Welcome to the Database Programmer blog. This blog is for anybody who wants to see practical examples of how databases work and how to create lean and efficient database applications. There is a Complete Table Of Contents that is updated each week, and a Master list of table design patterns that is updated whenever a new design pattern is presented.
Good Marketing, Terrible AnalogyNormally I like to reserve this space for a positive presentation of things that I have found that work, I don't like to waste time ranting against things I don't like. However, ORM is so pervasive in some circles that it is important to establish why you will not see it used here, so as to avoid a lot of unnecessary chatter about its absence.
The use of the term "impedance mismatch" is great marketing, worthy of a certain software company in the Northwest of the US, but the analogy is utterly wrong. The analogy is used incorrectly to imply an intrinsic incompatibility, but the real irony is that there is no such incompability, and if we want to use the analogy we are forced to say that ORM is the impedance mismatch, because it creates the inefficient connection.

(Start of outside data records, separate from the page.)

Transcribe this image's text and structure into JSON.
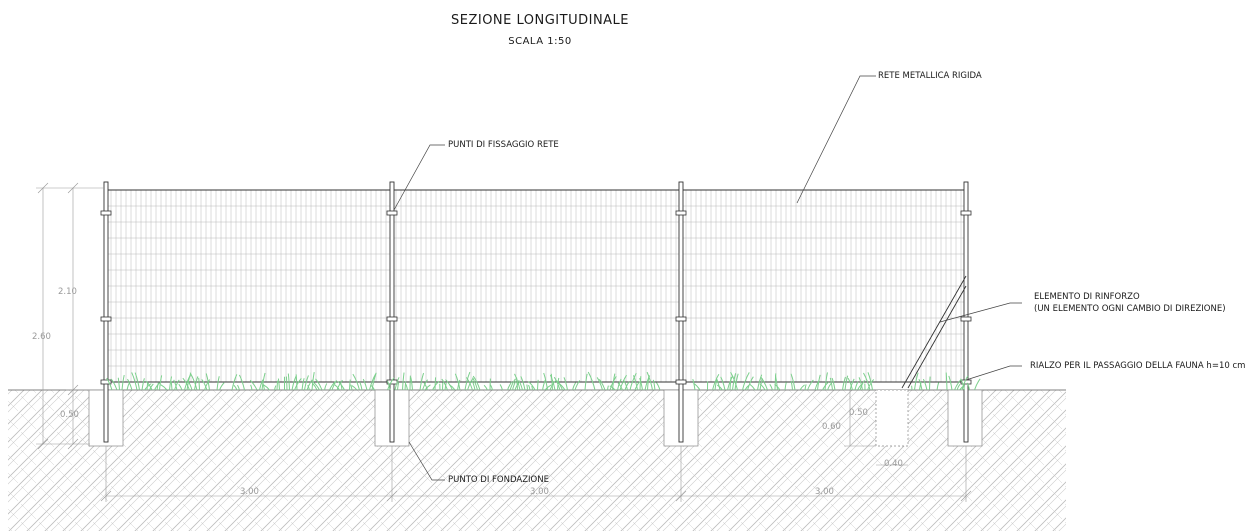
{
  "title": "SEZIONE LONGITUDINALE",
  "subtitle": "SCALA 1:50",
  "labels": {
    "mesh": "RETE METALLICA RIGIDA",
    "fixing_points": "PUNTI DI FISSAGGIO RETE",
    "reinforcement_line1": "ELEMENTO DI RINFORZO",
    "reinforcement_line2": "(UN ELEMENTO OGNI CAMBIO DI DIREZIONE)",
    "fauna_raise": "RIALZO PER IL PASSAGGIO DELLA FAUNA h=10 cm",
    "foundation": "PUNTO DI FONDAZIONE"
  },
  "dimensions": {
    "fence_height": "2.10",
    "total_height": "2.60",
    "footing_depth": "0.50",
    "spacing_1": "3.00",
    "spacing_2": "3.00",
    "spacing_3": "3.00",
    "detail_depth_a": "0.50",
    "detail_depth_b": "0.60",
    "detail_width": "0.40"
  },
  "colors": {
    "line": "#333333",
    "mesh": "#b8b8b8",
    "dimension": "#9a9a9a",
    "grass": "#7ccf8c",
    "soil_hatch": "#bdbdbd"
  }
}
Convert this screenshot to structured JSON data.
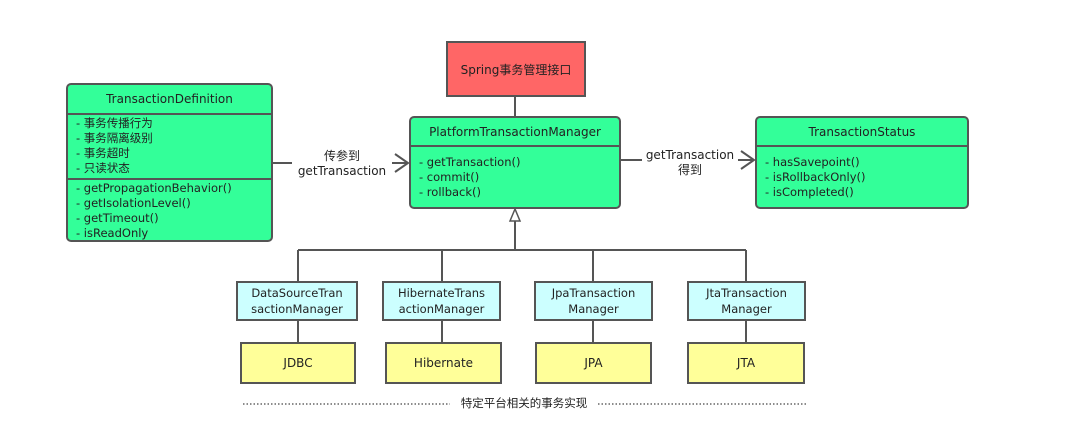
{
  "interface_label": "Spring事务管理接口",
  "transaction_definition": {
    "title": "TransactionDefinition",
    "attributes": [
      "- 事务传播行为",
      "- 事务隔离级别",
      "- 事务超时",
      "- 只读状态"
    ],
    "methods": [
      "- getPropagationBehavior()",
      "- getIsolationLevel()",
      "- getTimeout()",
      "- isReadOnly"
    ]
  },
  "platform_manager": {
    "title": "PlatformTransactionManager",
    "methods": [
      "- getTransaction()",
      "- commit()",
      "- rollback()"
    ]
  },
  "transaction_status": {
    "title": "TransactionStatus",
    "methods": [
      "- hasSavepoint()",
      "- isRollbackOnly()",
      "- isCompleted()"
    ]
  },
  "edge_left": {
    "line1": "传参到",
    "line2": "getTransaction"
  },
  "edge_right": {
    "line1": "getTransaction",
    "line2": "得到"
  },
  "implementations": [
    {
      "manager_line1": "DataSourceTran",
      "manager_line2": "sactionManager",
      "platform": "JDBC"
    },
    {
      "manager_line1": "HibernateTrans",
      "manager_line2": "actionManager",
      "platform": "Hibernate"
    },
    {
      "manager_line1": "JpaTransaction",
      "manager_line2": "Manager",
      "platform": "JPA"
    },
    {
      "manager_line1": "JtaTransaction",
      "manager_line2": "Manager",
      "platform": "JTA"
    }
  ],
  "footer_label": "特定平台相关的事务实现",
  "colors": {
    "interface": "#ff6666",
    "class": "#33ff99",
    "implementation": "#ccffff",
    "platform": "#ffff99"
  }
}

It always comes back to the fact that modern databases were designed to provide highly reliable permanent storage, and they possess a slew of features that promote that end. Programming languages on the other hand are meant to process data in a stepwise fashion. When the two of them meet it is very important to establish a strategy that uses the strengths of both, instead of trying to morph one into the other, which never yields efficient results.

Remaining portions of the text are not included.